OC Emberton

What it feels like to write a novel

Writing a novel is a lot like losing your virginity. You’re naked, you’re hoping to press the right buttons, but there’s an excellent chance your audience will simply laugh and walk away.

More than anything, writing is pure. If you paint, say, your skills are limited by the tremor of your fingers, or the fibre of your brush. But to write  – every letter hangs on the page exactly as you cast it. The word processor does not lie. There is only you.

Now when there’s no barrier between your mind and your creation, there’s no barrier between your creation and your sense of worth either. Half the time, you’ll feel ok, slowly beating the words on the page into a semi-coherent paste. Forty-nine percent of the time, you’ll doubt whether you posses the intelligence required to blink. But save it all for that last, precious one percent, which feels like you’ve climaxed whilst making love to a supernova (that is to say: hot, short lived, and possibly fatal).

Your eyes will take the beating of a boxer. Staring fixedly for hours at a flat, glowing surface isn’t good for you, and you’ll feel them sweat, stick, glaze and blur. Yet something will compel you to ignore their suffering, steadfast, in your obsession to find that next euphoric one percent.

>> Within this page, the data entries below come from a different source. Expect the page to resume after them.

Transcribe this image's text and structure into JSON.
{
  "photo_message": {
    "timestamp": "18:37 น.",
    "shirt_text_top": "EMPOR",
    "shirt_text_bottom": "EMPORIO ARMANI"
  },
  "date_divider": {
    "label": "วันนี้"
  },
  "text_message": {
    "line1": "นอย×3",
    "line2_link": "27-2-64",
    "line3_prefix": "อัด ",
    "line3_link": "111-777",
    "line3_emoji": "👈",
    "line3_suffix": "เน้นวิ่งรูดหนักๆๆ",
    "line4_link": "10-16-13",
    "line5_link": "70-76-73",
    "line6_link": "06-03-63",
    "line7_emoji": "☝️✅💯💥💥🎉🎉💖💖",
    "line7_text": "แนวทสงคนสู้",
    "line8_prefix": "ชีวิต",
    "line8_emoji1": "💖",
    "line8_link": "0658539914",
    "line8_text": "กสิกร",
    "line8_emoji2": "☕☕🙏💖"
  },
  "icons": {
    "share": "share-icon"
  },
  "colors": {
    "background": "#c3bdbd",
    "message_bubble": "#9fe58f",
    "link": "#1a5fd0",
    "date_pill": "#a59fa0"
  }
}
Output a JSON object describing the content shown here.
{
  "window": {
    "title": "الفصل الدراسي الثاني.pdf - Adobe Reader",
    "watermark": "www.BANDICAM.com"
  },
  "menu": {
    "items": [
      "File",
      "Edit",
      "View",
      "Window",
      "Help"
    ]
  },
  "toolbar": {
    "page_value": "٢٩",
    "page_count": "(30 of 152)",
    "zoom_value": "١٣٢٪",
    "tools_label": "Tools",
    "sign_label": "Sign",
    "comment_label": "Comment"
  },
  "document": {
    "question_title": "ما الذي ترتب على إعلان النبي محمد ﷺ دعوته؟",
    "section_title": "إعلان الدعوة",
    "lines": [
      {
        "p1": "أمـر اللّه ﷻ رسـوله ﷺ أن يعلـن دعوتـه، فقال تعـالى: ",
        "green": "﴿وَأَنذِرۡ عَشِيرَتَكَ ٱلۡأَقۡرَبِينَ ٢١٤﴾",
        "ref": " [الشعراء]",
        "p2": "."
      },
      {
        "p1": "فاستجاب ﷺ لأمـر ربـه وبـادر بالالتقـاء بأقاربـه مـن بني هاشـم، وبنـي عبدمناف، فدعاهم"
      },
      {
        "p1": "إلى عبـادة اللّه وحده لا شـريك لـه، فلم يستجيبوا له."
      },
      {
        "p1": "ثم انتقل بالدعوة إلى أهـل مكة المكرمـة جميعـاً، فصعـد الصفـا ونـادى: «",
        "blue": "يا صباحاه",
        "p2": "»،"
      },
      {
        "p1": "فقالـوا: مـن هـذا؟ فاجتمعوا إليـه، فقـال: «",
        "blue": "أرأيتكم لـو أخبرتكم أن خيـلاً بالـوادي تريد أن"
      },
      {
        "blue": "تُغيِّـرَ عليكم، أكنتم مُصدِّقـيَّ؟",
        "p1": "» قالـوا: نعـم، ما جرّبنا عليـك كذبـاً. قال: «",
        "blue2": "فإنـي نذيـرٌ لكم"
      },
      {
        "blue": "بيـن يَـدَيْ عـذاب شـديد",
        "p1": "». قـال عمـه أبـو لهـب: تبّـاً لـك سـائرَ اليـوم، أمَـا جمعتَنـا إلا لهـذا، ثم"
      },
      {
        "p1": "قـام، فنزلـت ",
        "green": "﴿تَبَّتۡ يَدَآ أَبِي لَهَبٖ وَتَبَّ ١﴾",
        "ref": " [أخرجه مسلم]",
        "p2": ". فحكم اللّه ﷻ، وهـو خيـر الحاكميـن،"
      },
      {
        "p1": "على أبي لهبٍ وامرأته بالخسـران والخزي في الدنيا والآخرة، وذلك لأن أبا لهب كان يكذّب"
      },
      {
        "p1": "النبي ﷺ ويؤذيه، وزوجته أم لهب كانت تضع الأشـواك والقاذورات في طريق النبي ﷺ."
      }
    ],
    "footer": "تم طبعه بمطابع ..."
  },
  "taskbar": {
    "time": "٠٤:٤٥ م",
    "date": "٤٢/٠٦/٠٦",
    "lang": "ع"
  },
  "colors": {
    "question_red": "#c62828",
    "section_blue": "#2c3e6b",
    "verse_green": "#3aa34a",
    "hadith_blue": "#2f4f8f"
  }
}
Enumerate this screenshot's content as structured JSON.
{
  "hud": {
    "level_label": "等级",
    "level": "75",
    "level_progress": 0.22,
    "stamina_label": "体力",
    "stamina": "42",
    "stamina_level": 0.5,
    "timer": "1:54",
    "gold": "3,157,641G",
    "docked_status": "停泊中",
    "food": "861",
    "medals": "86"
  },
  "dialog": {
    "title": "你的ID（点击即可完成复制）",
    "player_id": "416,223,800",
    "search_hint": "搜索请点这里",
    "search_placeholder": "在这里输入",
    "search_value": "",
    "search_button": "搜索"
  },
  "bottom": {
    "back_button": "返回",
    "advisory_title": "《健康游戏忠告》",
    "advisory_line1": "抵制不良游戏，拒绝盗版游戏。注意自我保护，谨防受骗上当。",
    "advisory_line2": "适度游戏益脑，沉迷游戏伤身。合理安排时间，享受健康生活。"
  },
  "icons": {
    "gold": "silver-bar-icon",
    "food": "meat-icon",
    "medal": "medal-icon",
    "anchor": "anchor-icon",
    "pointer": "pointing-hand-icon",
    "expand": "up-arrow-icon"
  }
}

After a time, all other writing around you leaps out with unprecedented clarity. Television, news, books – for the most part, you’ll realise, will taste like cardboard in your mouth – and you’ll wonder how you ever enjoyed them. But occasionally you’ll read Pratchett, Eggers, Banks, or some other genius, and they’ll slice your brain open with a single sentence and leave it splattered onto your lap.

In your newfound mission to match their greatness, your best friend will become your cursor keys.

For editing is – seemingly – what distinguishes a writer from a person typing words. Like forty million years of raindrops carved the Grand Canyon out of a mountain, forty million edits can turn your grotesque word edifice into something surprisingly beautiful.

Personally, I write at least twice what I keep, and what I keep is usually flung around the page like post-it notes in a tornado. It may sound incoherent, but I’ve found if you edit a lot – and I mean, at least twice as much as you write – you can raise your own IQ by at least, ooh, twenty points. (I’d have been more specific, but I never though to edit this paragraph).

With time, a sufficiently advanced novel grows into a living, sentient creature – and you become its host. The novelbeast needs to keep you alive to reproduce, and urges you back to the comforting white glow of your laptop, shutting down all your optional body functions – food, sleep, hygiene – to ensure its survival.

You might protest, but every time you sit down to write, stop for a moment and listen. That’s the sound of your novelbeast, purring to itself, as it floods your brain with endorphins.

And that, I think, is what keeps you hammering finger shaped dents late at night into your keyboard. What begins as a creative endeavour – a battle of wills with yourself – eventually comes to life. And that living creature carries you through hundreds of days of blissful torture to a final place of contentment for both of you.

At least, I hope. I’m only about half way there.